The Matrix Opal tablet

EXCERPT

Opaque mist with the scent of evergreen and anise is receding to reveal sandstone walls. To lead the visitors to the high dry place that whispering people are using for gatherings. To be simple is the walking, but Arrivi guests are picking their steps and wiping their brows and talking together. Returning softly are their sighs, echoing among the obelisks. The stone forest is hoarding echoes of heroes from seasons past. Never fading are these returning sounds. 

To be asking what? Orissa’s lies! To use your Cochin words well enough. The subject before the verb. And to correct your words is my right too, are you thinking?

Sure, to make myself understood.
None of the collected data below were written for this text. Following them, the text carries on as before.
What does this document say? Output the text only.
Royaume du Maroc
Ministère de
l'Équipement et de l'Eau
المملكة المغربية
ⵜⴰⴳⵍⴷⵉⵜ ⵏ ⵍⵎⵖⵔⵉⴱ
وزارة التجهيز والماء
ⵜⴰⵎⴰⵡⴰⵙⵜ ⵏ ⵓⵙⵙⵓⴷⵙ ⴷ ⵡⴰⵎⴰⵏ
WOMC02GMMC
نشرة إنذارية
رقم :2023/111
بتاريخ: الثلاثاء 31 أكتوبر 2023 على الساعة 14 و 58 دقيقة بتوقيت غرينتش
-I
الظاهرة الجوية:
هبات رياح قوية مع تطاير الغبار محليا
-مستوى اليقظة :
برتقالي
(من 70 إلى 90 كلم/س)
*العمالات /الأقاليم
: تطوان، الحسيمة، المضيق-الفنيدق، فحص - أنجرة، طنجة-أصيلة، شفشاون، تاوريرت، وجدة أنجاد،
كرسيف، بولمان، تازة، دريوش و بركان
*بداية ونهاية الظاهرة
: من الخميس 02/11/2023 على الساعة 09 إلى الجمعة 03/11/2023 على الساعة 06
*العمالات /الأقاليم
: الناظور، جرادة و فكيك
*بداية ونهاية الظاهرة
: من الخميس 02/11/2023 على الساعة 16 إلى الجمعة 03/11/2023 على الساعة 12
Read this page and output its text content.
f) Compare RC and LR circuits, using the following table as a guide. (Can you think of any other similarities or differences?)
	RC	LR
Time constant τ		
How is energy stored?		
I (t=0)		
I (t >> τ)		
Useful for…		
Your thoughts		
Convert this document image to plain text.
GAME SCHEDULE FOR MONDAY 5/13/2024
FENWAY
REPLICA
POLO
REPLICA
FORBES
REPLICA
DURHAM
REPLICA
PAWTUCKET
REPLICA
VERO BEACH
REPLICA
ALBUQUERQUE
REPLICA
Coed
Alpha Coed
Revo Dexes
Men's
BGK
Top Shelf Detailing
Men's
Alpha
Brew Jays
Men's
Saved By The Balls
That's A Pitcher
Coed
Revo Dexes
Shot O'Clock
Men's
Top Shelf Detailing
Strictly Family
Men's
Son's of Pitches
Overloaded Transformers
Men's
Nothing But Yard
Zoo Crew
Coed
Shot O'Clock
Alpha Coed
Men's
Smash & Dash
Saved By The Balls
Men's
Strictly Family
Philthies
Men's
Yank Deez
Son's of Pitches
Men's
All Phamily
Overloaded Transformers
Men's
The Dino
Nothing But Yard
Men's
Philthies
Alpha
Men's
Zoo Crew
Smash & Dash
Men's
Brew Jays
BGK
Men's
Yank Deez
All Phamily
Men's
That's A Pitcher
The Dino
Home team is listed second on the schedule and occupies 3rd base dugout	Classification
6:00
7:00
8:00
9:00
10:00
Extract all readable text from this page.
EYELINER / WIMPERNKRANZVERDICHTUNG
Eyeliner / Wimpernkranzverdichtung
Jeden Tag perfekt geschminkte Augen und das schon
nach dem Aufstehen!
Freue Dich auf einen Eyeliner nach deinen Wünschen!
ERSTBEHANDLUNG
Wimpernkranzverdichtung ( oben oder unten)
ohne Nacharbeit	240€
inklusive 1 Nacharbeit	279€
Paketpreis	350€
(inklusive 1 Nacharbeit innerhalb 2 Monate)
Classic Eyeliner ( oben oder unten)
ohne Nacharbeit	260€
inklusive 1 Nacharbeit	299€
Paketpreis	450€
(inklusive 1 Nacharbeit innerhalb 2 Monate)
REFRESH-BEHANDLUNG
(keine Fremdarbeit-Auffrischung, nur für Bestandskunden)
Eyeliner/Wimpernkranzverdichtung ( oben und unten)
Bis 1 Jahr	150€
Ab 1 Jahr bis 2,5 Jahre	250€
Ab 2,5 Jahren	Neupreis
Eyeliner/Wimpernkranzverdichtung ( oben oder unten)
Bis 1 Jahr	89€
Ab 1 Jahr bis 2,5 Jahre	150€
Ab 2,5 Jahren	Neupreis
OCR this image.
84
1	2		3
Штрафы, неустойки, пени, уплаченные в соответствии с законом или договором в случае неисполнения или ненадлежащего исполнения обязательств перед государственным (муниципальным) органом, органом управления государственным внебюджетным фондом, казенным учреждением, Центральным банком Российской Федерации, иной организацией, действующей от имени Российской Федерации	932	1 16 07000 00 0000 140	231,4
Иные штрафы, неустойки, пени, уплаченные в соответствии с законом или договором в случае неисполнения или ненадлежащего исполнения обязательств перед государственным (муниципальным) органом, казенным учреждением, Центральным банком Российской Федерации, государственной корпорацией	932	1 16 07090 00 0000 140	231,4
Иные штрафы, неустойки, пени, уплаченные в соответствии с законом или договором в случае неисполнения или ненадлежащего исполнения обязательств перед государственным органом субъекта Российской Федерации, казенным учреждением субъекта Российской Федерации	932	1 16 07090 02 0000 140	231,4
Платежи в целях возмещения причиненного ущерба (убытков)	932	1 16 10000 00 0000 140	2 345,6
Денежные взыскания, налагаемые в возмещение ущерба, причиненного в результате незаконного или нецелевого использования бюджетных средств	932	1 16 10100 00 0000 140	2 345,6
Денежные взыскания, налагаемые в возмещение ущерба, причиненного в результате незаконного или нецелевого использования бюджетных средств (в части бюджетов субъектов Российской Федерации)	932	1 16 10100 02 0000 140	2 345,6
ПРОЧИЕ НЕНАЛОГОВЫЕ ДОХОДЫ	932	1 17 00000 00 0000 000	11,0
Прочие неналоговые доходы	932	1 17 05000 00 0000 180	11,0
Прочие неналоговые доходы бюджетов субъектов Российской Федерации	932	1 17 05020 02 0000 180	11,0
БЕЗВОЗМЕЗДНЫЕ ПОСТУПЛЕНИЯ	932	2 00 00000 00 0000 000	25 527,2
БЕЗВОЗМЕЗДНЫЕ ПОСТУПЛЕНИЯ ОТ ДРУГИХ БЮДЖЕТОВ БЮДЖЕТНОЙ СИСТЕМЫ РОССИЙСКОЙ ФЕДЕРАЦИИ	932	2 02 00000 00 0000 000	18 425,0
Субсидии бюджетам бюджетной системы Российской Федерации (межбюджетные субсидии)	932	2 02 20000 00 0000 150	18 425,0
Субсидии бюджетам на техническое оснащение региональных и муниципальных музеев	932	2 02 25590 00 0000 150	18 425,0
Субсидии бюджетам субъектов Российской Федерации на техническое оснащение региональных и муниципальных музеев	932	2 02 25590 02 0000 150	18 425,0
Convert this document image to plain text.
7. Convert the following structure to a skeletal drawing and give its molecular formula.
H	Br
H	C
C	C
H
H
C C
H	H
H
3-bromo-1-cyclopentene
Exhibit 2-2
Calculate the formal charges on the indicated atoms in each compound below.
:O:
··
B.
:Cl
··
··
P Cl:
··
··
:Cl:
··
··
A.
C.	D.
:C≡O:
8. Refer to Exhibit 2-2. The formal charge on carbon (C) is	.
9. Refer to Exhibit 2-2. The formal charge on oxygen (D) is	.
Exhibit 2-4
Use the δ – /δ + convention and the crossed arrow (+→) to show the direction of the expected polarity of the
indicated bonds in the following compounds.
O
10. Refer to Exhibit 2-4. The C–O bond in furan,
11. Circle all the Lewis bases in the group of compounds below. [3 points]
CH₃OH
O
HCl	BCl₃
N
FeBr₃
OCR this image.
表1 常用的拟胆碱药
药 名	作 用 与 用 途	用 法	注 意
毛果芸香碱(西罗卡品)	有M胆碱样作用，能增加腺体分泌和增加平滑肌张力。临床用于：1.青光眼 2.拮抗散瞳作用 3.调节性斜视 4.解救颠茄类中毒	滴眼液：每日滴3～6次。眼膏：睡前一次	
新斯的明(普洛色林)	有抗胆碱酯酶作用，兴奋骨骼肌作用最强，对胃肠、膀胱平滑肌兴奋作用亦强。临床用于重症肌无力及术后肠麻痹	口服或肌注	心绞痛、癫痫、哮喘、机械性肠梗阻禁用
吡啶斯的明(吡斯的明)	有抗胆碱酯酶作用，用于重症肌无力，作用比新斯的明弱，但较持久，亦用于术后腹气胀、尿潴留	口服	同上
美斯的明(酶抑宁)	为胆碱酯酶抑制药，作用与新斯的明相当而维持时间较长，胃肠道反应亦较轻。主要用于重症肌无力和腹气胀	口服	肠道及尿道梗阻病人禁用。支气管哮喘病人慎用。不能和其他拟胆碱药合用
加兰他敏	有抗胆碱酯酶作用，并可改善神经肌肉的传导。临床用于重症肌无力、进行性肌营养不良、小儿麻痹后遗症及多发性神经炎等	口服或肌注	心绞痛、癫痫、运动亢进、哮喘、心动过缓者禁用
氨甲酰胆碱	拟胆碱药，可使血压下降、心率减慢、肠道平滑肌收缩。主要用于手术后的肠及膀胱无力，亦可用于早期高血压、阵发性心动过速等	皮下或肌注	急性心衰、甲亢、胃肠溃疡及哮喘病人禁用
Glad to.

To be arriving together … they arrive together … returning from a khalif’s funeral, the guests are disembarking from one fixed-wing plane, alright?

Uninvited guests attracted by the torture of Bybiis the beastmaster, to be spying our goods at the bazaar table. What? They … they are spying … browsing our goods, asking for matrix opal. 

To know what is matrix opal. Oh, fine. Matrix opal be’s known to me: good enough?

I know about matrix opal. 

There, in five words or less. To keep this up, I can go all day, your love of pronouns. He, she, shit, they, and I – always with the I. Me, me, shit, me. Never looking past your noses. 

To be making an effort to learn my language, which of you be’s stepping up?

So… uninvited guests arrive here to enjoy the torture of Bybiis and approach the worktable in Dianko’s bazaar where my cousins trade for Stroenuk slate. The female commander Omiibuk of high acclaim, Osal the sailor with his own ship, and Baleb the silk merchant who be’s known to us. Bringing with them a pregnant woman, a real worrier by the name of Kelly, a poet and the wife of Rufus el Arrivi. 

Being a wrong term is Stroenuk, but you are not caring. Men who can shiver slate from the towers in our stone forest are Stroenuk, only them, but using the term in hard tones is your choice. Not even knowing the word’s value. And blame is settling on me. 

Enough Cochin for you that is being?

Kelly has coppery hair braided down her back. A roomy leather vest with a long rear panel is hers, and tying her skirt into pantaloons over wide sandals that mostly are not sinking into the molasse. “The path is uncertain in this mist,” Kelly says between ragged breaths. “What signposts to guide us?” She is touching the sandstone wall for balance, tangent to a ward of direction and nearly making it flare. 

I choose to pick the new leaves of a striisnia succulent. I gesture to Kelly. “Under your tongue for easier breathing.” Kelly is turning the leaf over in her palm, and rubbing it clean of any grit. “And for my companions?” 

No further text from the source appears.